Universal has been accused of downplaying the extent of a 2008 fire that actually destroyed tens of thousands of iconic music recordings by dozens of legendary artists.
The fire destroyed parts of the Universal Studios film and TV studio in Hollywood when it broke out back in June 2008.
At the time, it was reported that the blaze had torn through about five structures, including a movie set, and destroyed up to 50,000 videos and reels stored in a vault.
Universal officials implied at the time that the videos destroyed were related to films and some TV shows produced by the company – but that duplicates were stored in a different location.
The New York Times reported on Tuesday, however, that a huge catalog of iconic music recordings also perished in the fire and described it as the ‘biggest disaster in the history of the music business’.
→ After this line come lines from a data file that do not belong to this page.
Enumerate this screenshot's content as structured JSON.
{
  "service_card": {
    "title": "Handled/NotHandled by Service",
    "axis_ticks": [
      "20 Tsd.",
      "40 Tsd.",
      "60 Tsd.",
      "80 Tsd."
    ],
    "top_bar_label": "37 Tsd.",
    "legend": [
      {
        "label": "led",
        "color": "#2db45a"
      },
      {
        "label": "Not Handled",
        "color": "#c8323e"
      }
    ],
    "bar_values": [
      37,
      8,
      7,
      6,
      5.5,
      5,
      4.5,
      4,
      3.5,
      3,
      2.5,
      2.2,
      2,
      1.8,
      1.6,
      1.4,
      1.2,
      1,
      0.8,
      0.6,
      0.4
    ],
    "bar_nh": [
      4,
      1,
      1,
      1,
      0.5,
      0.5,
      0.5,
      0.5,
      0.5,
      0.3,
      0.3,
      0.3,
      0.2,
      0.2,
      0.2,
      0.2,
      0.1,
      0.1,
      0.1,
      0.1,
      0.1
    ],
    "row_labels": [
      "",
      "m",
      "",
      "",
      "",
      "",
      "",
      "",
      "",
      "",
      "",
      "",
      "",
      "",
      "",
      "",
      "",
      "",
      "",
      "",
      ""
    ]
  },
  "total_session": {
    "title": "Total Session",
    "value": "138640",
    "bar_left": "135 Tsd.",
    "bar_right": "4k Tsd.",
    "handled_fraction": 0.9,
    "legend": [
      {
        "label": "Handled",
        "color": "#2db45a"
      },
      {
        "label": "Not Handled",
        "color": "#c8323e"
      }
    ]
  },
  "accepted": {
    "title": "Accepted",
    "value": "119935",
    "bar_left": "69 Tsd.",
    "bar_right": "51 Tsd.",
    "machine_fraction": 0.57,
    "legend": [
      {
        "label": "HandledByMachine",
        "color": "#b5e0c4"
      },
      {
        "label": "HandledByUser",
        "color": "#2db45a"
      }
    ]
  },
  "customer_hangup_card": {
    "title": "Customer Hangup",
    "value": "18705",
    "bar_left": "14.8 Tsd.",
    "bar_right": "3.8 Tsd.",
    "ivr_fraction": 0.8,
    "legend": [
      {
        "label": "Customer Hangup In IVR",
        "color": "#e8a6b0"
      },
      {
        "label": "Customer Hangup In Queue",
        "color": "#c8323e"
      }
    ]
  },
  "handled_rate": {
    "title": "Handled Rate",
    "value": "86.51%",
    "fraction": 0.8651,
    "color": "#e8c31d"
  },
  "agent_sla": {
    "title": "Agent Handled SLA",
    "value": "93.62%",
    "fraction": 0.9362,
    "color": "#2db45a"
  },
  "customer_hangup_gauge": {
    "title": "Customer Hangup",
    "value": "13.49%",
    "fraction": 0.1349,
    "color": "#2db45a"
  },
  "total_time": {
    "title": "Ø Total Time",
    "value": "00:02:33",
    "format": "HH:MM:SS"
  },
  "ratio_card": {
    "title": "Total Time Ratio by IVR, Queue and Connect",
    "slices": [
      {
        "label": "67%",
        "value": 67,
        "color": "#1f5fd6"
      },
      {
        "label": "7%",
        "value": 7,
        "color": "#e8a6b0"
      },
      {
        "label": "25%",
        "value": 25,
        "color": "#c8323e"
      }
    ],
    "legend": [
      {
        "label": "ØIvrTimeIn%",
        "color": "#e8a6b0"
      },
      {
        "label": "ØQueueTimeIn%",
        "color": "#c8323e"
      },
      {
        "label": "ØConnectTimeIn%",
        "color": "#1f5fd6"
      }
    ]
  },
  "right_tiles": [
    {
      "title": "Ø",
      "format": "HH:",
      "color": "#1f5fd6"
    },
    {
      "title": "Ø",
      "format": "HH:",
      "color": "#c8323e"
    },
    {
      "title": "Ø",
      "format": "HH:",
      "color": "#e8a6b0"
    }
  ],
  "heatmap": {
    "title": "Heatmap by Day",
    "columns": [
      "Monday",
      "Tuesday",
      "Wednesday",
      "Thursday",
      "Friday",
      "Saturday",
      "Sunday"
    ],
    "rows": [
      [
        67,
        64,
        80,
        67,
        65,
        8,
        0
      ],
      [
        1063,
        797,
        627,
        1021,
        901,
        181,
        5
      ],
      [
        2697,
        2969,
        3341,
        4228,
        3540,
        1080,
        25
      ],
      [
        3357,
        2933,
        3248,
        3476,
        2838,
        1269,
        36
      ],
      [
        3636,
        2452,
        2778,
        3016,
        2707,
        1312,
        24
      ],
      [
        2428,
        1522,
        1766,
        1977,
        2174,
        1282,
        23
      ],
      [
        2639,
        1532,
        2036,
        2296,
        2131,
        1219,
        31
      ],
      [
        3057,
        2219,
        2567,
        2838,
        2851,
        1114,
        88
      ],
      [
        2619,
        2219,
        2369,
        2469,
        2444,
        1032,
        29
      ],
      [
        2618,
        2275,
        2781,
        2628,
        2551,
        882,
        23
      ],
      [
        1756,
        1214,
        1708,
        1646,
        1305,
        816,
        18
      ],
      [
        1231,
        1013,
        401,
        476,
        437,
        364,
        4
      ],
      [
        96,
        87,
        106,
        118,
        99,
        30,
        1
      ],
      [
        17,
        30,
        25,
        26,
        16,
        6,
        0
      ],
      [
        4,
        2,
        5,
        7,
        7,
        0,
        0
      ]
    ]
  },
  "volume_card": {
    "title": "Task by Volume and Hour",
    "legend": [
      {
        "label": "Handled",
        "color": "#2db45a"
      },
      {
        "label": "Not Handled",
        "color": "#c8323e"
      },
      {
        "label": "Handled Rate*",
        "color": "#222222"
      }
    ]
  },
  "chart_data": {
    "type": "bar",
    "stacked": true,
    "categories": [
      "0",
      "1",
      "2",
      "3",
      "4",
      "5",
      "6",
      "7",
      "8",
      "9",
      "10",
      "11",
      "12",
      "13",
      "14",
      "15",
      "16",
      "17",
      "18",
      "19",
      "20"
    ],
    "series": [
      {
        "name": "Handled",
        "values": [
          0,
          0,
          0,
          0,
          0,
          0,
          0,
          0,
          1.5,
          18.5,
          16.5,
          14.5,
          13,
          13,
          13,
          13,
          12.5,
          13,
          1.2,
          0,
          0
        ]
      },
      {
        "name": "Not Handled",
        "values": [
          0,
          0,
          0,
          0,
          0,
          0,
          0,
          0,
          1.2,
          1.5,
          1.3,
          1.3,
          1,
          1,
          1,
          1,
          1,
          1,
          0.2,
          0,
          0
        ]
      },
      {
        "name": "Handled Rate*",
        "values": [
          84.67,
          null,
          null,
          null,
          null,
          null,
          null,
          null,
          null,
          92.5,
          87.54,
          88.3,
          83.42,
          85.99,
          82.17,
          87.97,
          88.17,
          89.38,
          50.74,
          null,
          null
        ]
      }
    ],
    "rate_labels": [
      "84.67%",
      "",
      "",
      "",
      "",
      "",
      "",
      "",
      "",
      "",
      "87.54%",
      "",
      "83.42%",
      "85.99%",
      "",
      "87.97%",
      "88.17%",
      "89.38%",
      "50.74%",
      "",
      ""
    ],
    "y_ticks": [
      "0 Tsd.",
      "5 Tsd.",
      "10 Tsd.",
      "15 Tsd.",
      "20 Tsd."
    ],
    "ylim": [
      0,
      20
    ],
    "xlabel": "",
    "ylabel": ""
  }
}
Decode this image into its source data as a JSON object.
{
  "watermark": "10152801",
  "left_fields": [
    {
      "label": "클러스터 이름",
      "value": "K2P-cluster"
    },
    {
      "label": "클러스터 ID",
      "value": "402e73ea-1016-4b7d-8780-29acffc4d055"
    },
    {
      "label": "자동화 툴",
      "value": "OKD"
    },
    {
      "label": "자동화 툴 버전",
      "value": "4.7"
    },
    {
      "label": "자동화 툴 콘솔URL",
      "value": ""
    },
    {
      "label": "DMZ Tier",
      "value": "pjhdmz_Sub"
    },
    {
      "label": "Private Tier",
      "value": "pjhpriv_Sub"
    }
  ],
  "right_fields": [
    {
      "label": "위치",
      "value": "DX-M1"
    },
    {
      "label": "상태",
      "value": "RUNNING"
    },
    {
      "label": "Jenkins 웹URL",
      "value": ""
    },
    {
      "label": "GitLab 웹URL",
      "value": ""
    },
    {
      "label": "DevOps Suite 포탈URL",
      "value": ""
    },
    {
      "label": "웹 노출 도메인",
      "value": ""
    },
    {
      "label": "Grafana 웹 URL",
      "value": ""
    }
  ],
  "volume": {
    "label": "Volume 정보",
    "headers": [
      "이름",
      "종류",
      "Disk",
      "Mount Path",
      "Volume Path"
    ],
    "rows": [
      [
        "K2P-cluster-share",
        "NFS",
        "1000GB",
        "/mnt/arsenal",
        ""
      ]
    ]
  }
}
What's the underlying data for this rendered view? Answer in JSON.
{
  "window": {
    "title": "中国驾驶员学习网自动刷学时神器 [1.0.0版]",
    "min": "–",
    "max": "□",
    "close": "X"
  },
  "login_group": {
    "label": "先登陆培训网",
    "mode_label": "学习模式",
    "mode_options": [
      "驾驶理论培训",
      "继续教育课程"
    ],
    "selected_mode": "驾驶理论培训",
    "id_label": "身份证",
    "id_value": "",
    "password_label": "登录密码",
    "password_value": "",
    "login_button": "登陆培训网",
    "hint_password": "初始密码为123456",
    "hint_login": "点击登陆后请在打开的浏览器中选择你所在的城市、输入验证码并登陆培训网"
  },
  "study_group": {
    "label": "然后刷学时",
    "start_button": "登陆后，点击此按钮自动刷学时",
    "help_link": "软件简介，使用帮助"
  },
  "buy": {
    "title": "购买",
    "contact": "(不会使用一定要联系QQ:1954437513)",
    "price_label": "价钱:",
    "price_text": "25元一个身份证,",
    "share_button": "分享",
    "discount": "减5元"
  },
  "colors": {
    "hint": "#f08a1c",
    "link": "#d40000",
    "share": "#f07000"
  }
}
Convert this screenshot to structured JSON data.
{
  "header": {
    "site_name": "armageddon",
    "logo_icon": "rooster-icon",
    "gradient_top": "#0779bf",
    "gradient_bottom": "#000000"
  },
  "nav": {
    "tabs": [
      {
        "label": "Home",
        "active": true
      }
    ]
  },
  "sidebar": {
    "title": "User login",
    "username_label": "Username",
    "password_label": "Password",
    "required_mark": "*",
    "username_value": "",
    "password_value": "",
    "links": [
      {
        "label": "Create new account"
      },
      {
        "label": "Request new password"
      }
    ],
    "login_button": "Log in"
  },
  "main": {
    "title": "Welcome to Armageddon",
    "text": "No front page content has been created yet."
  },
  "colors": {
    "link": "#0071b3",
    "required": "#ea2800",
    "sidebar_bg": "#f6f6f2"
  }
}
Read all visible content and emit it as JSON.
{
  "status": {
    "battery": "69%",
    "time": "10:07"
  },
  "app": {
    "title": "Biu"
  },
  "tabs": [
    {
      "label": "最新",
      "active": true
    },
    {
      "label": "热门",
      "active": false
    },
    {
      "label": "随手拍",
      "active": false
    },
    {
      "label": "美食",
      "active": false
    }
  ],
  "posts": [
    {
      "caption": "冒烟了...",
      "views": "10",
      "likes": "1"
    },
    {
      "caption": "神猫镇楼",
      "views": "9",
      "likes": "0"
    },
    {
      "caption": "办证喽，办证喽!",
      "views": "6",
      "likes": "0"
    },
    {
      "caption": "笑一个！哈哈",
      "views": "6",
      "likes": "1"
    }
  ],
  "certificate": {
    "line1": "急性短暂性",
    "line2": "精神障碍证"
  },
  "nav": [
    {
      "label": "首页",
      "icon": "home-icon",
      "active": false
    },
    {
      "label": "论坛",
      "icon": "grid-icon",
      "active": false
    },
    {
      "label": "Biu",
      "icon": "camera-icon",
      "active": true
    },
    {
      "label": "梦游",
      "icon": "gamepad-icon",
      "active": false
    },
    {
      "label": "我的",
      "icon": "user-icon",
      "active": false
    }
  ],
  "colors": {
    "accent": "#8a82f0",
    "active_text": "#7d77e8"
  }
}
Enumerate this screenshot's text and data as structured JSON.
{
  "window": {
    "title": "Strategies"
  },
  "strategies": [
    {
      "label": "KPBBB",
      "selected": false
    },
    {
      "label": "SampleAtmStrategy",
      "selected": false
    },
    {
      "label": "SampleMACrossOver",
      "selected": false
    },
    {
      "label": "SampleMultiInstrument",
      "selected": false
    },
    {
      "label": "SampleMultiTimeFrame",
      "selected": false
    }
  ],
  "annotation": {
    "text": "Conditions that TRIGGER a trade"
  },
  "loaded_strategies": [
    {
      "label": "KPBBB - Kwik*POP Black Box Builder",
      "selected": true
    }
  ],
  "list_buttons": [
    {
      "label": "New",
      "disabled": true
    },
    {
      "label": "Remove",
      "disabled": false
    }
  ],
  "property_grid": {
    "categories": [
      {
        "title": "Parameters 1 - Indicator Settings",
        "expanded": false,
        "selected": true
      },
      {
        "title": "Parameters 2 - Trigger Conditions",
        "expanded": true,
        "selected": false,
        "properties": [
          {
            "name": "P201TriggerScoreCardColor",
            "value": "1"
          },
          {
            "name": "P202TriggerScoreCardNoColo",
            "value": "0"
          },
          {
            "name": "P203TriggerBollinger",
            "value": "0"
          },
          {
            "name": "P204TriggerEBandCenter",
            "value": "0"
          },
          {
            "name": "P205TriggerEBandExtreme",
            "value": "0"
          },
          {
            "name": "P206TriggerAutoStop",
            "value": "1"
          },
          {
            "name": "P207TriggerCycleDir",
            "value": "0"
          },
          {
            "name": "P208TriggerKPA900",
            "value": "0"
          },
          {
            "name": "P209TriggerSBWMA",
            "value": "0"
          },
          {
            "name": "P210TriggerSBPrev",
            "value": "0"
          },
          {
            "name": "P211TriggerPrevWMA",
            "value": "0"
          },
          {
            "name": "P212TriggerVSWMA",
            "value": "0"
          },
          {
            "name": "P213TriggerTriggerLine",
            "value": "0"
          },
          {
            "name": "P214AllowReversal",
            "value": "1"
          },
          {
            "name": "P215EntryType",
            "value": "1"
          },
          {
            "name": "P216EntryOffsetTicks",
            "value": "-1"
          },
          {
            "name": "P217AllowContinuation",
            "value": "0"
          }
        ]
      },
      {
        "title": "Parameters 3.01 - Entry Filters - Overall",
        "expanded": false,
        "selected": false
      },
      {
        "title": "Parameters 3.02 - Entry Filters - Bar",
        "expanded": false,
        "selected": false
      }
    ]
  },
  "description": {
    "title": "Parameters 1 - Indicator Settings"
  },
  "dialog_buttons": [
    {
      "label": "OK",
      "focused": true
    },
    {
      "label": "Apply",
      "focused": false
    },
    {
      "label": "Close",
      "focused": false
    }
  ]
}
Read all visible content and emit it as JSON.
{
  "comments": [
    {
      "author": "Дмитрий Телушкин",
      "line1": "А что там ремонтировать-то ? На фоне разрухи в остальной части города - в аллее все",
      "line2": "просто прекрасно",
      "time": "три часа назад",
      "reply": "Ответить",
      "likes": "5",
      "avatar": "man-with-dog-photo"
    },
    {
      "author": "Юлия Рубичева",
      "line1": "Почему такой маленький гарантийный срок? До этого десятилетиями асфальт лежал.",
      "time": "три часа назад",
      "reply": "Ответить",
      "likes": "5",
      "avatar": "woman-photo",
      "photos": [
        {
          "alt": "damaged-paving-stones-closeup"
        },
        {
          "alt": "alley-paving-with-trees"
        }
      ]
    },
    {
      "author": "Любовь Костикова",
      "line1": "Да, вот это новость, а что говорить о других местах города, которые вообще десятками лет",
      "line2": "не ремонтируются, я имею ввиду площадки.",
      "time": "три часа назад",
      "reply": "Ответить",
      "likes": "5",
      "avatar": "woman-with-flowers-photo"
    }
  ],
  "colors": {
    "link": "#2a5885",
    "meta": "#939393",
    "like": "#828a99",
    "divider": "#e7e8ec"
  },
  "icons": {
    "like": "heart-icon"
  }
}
Among the recordings that were lost included almost all of Buddy Holly’s masters, as well as single and album masters of dozens of other artists like Bing Crosby, Quincy Jones, Neil Diamond, Joni Mitchell, Cat Stevens, Elton John, the Eagles, Aerosmith, Barry White, Janet Jackson, Guns N’ Roses, Snoop Dogg, Nirvana, Eminen and 50 Cent.
‘The vault fire was not, as Universal Music Group suggested, a minor mishap, a matter of a few tapes stuck in a musty warehouse,’ NYT reporter Jody Rosen wrote.
‘It was the biggest disaster in the history of the music business.’
Citing dozens of previously unreported internal company documents and confidential reports, the NYT reports that Universal’s internal assessments of the fire was in stark contrast to its public statements it made about the damage.
In a 2009 report for a ‘Vault Loss Meeting’, Universal wrote that it ‘perished, in its entirety’.
‘Lost in the fire was, undoubtedly, a huge musical heritage,’ the document read.
In another report, Universal estimated that 500,000 song titles had been lost in the fire.
Randy Aronson, who was a senior director of vault operations at the time of the fire, said he recalled hearing at the time that Universal had estimated the combined figure for lost tapes and ‘loss of artistry’ was $150 million.
It is not clear if that artists whose work was destroyed were made aware by Universal.
There was no reported backlash from artists or their representatives against Universal in the wake of the fire.
Universal told the NYT they could not comment on private conversations with artists or their estates and were unable to comment on the 2008 fire.
In a statement after the report was published on Tuesday, Universal said: ‘Music preservation is of the highest priority for us and we are proud of our track record.
‘While there are constraints preventing us from publicly addressing some of the details of the fire that occurred at NBCUniversal Studios facility more than a decade ago, the incident – while deeply unfortunate – never affected the availability of the commercially released music nor impacted artists’ compensation.
‘Further, the story contains numerous inaccuracies, misleading statements, contradictions and fundamental misunderstandings of the scope of the incident and affected assets. In fact, it conveniently ignores the tens of thousands of back catalog recordings that we have already issued in recent years – including master-quality, high-resolution, audiophile versions of many recordings that the story claims were ‘destroyed.’ And it even goes so far as to praise some of our initiatives but does not attribute them to us.’